This is code running in Unity. And as such I am not compiling for release, I just "Build the project" ;)

But it was for sure good to mention, because I had not built it yet (Just tested directly in the editor). But when I do, the problem actually gets even bigger.
Times in Unity build:
ThreadA: 8.77 seconds
ThreadB: 0.65 seconds

Same code as already posted. A further 4x increase in time usage.

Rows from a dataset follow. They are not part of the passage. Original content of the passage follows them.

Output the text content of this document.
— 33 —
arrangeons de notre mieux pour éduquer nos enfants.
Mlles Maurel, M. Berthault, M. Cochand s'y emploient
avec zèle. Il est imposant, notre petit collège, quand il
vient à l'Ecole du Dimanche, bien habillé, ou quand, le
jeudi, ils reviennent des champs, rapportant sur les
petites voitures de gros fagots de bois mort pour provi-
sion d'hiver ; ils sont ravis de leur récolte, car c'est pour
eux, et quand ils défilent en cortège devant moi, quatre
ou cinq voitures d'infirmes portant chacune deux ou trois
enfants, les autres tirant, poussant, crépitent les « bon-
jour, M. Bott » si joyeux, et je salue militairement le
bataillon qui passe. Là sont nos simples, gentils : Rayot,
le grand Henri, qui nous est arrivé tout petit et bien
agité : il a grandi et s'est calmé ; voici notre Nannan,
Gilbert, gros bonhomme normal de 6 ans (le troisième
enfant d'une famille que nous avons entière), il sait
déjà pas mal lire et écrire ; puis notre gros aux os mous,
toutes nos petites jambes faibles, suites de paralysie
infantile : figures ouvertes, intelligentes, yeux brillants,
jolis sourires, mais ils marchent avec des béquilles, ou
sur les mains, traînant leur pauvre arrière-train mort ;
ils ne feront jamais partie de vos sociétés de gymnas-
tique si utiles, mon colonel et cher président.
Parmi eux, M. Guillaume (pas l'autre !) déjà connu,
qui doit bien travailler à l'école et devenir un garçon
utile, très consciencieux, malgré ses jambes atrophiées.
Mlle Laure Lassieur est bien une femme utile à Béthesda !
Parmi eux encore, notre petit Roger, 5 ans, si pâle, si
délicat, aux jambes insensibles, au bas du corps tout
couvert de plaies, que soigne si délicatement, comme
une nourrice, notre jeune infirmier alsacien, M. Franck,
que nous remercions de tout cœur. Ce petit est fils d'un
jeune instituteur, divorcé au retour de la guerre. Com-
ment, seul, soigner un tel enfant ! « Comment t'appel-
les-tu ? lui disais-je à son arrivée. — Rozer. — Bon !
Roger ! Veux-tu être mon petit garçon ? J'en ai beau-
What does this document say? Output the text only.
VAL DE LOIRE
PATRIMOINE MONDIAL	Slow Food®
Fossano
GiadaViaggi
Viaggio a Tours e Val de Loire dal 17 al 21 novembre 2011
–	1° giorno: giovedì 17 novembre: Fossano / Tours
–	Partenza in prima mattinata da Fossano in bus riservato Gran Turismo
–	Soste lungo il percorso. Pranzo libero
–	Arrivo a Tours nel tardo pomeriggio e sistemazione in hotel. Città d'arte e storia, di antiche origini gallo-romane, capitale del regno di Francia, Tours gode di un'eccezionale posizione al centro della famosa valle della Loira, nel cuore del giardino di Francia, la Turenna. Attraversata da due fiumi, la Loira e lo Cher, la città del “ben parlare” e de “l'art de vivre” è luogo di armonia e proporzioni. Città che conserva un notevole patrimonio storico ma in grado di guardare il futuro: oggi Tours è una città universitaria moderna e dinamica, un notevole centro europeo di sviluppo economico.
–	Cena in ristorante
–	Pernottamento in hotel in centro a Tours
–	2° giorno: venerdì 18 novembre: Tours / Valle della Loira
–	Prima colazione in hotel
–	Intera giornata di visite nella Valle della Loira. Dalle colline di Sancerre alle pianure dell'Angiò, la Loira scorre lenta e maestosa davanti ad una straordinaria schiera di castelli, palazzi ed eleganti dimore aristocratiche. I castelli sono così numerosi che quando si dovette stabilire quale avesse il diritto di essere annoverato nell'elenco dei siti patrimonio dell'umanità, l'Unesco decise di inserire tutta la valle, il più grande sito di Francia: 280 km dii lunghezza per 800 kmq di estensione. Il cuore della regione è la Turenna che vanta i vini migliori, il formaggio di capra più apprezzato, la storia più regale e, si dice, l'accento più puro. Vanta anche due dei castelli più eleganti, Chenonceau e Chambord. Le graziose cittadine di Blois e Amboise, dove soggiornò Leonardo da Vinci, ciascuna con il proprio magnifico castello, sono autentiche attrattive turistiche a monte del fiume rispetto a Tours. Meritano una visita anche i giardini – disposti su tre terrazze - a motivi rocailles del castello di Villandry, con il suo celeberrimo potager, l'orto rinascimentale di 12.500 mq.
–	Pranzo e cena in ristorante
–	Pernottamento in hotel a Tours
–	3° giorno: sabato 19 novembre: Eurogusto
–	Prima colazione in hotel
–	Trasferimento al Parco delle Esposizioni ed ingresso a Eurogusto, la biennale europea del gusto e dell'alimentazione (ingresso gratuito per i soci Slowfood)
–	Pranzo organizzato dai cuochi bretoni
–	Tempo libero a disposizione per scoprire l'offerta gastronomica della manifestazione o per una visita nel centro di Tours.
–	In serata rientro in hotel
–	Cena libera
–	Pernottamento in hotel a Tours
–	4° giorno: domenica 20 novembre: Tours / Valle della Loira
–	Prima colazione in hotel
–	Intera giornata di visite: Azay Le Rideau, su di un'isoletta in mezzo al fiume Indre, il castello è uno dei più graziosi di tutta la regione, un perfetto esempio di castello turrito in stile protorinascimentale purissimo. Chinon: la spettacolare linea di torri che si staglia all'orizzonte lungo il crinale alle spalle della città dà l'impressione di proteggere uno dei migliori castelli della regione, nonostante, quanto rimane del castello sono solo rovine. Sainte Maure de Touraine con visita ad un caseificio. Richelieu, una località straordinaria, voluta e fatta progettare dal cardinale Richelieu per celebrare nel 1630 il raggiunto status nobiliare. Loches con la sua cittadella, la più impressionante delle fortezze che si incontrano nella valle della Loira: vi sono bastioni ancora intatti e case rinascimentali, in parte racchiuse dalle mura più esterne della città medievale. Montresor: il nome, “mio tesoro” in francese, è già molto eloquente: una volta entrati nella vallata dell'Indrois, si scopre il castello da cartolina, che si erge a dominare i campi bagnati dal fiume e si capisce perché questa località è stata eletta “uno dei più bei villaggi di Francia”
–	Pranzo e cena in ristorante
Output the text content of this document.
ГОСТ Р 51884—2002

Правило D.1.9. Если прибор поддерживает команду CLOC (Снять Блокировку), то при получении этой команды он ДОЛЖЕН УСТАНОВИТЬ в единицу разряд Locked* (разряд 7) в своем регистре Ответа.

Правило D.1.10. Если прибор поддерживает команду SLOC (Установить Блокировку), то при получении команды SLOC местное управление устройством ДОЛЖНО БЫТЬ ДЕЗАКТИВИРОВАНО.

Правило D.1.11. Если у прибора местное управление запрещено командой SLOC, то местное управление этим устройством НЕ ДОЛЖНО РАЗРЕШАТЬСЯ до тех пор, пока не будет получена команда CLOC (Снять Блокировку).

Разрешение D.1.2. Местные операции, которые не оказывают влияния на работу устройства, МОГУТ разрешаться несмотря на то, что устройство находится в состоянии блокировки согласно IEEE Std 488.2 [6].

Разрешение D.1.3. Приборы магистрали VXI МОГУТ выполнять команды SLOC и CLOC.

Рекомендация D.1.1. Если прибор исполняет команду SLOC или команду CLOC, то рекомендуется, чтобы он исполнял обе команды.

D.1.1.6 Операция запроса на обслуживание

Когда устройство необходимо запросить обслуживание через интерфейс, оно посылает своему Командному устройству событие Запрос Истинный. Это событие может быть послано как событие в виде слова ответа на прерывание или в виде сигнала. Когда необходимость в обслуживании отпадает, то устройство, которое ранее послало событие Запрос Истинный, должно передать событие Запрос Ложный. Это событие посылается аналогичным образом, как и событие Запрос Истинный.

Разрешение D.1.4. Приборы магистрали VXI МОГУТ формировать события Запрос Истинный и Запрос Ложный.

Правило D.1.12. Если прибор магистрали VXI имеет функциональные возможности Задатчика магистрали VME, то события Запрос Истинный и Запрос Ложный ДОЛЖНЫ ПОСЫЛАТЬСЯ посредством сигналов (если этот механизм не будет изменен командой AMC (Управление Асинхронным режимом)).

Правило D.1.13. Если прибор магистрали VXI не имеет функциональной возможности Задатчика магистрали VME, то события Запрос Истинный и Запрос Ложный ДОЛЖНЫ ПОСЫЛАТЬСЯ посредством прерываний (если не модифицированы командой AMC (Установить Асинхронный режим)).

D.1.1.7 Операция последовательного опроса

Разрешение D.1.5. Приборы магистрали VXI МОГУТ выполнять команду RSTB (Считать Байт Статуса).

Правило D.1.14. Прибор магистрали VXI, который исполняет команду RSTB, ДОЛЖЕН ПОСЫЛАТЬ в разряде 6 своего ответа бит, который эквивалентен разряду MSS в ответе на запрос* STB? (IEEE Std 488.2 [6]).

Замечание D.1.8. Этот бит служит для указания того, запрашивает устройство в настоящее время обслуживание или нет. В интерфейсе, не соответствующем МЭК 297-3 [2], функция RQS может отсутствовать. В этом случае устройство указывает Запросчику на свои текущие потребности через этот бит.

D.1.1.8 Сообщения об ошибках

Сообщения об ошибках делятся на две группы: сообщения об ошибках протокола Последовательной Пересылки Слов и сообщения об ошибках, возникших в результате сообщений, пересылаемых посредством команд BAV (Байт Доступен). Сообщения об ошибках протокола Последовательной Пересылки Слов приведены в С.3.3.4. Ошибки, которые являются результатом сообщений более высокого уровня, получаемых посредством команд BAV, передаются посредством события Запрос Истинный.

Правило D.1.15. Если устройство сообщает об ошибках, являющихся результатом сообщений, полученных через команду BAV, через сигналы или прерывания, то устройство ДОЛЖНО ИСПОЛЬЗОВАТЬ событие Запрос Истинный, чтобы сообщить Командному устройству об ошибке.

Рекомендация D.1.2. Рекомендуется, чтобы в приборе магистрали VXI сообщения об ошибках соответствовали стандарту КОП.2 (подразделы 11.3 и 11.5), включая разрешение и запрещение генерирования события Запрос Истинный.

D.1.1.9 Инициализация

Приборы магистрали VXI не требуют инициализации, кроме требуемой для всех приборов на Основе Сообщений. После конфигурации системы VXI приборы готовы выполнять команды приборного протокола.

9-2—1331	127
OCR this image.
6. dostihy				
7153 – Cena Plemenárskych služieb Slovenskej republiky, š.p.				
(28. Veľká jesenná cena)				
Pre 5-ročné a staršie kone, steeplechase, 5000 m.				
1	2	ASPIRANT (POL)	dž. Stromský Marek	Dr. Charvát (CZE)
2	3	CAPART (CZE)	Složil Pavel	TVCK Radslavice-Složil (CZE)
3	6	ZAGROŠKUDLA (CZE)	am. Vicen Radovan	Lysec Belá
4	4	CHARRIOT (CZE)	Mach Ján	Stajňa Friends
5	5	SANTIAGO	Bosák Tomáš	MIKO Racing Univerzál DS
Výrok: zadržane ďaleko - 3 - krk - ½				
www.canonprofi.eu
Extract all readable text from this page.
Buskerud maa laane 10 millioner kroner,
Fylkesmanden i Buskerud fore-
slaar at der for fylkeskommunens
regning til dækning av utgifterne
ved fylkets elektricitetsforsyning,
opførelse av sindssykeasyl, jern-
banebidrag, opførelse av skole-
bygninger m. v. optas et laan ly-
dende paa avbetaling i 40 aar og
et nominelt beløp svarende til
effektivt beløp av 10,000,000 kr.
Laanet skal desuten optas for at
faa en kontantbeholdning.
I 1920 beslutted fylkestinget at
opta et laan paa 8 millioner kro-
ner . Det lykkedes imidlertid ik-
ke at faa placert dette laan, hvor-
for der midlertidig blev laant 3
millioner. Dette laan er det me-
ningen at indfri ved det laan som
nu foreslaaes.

Seems whatever is compiling the code is doing a better job on your end.
That for sure makes it a lot harder to debug, if this is differs across environments.
Any idea how to approach this?

Thank you for taking a look!
 
So, in post #2, I had to add code to make sure that both threads had already finished before reading the elapsed time variables that you set within the thread. Are you sure you are waiting for the second thread to finish before you are pulling the time from it?
 
So, in post #2, I had to add code to make sure that both threads had already finished before reading the elapsed time variables that you set within the thread. Are you sure you are waiting for the second thread to finish before you are pulling the time from it?
Yes :) Otherwise I also guess my result would be 0. Because the two double values holding times are either 0, or an actual result.
I prepared the code for this forum to not be too Unity bound, and in that process I removed my way of pulling out the result.
Because of the time it takes (Which is a physically felt time of seconds) I don't only rely my result on the values, but on how fast ThreadB finishes, compared to ThreadA. I have to physically wait for the results to come in.
It seems your computer also performs way faster than mine overall, as both your threads finishes in 60 ms. On mine it actually takes a "felt" amount of time...
 
Please note that the machine I tested on was built around 2010 and was a mid-class gaming machine back then.
 
I am pretty sure unity doesn't like multi threading as it is already pretty multi threaded itself and relies a lot on refraction.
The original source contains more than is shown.